While nobody questions the place of David Hume in the history of philosophy, opinions about David Hume as an economist are far more divided. Hume’s economic writings occupy a minor place in his ωuvre.
They are mainly to be found in the essays initially published, along with other political essays, under the title of Political Discourses in 1752. One final essay in this field, “Of the Jealousy of Trade”, was published in 1760.R. Lucas Jr (Lucas 1996) praised him in his Nobel Lecture “David Hume’s marvellous essays of 1752, Of Money and Of Interest”, but others, including J.A. Schumpeter, were more reluctant to appreciate his thesis on the neutrality of money. In the History of Economic Analysis, for example, Schumpeter wrote: “the genuine quantity theorem that, sometimes in the crudest possible form, became a commonplace for many of the leaders.
It is taken for granted by Genovesi, Galiani, Beccaria and Justi, and Hume reasserted it with an emphasis that was hardly necessary” (Schumpeter 1954: 314-15).

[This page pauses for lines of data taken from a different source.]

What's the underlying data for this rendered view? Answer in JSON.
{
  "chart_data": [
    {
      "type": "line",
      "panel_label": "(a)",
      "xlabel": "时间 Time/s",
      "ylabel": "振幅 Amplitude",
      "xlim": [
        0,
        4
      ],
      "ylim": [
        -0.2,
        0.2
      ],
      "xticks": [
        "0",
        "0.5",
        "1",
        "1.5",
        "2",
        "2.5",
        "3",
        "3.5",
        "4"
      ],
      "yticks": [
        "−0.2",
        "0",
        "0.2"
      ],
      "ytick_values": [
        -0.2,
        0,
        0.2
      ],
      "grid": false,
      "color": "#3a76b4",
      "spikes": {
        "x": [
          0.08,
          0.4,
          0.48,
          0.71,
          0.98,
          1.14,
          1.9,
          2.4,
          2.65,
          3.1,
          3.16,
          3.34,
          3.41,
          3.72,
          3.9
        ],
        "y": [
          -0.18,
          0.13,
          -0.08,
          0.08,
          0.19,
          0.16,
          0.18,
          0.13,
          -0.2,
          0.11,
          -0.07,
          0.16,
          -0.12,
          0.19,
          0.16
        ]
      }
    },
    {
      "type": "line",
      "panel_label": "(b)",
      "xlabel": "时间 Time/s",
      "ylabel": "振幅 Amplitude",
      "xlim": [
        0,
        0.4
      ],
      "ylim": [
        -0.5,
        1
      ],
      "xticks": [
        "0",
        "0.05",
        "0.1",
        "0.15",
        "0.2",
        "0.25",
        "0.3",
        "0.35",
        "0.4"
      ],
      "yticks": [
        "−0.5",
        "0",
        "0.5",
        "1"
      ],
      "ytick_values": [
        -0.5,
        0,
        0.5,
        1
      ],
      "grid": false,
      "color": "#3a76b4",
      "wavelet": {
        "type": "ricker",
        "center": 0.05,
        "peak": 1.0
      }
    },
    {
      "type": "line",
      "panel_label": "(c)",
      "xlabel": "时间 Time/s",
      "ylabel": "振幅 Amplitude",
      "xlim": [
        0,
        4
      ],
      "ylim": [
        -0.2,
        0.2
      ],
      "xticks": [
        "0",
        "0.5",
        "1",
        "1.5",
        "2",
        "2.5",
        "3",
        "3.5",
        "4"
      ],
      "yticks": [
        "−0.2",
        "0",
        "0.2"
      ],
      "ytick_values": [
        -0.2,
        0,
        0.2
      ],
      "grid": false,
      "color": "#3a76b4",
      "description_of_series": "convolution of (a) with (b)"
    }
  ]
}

This ambivalent judgement underlines a standard difficulty in Hume’s text. On the one hand, Hume shares with Montesquieu and many others the idea of the existence of historical progress. Now this progress is a consequence of the development of commerce. For example, in one of the Essays Moral, Political and Literary, “Of the Rise and Progress of the Arts and Sciences”, Hume explains “that it is impossible for the arts and sciences to arise, at first, among any people unless that people enjoy the blessing of a free government” (Hume 1742 [1987] I, xiv: 14). He adds: “that nothing is more favourable to the rise of politeness and learning, than a number of neighbouring and independent states, connected together by commerce and policy” (Hume 1742 [1987] I, xiv: 16). It is evident for Hume that international trade implies monetary exchange and is somehow associated with money. In other words, an economy in which the circulation of money is scarce is necessarily a poor economy. In that sense, money seems to be the blood of the social organism. On the other hand, Hume seeks to affirm the neutrality of money, which is only the “oil in the wheels” of the economic mechanism. How to explain this contradiction between the two propositions?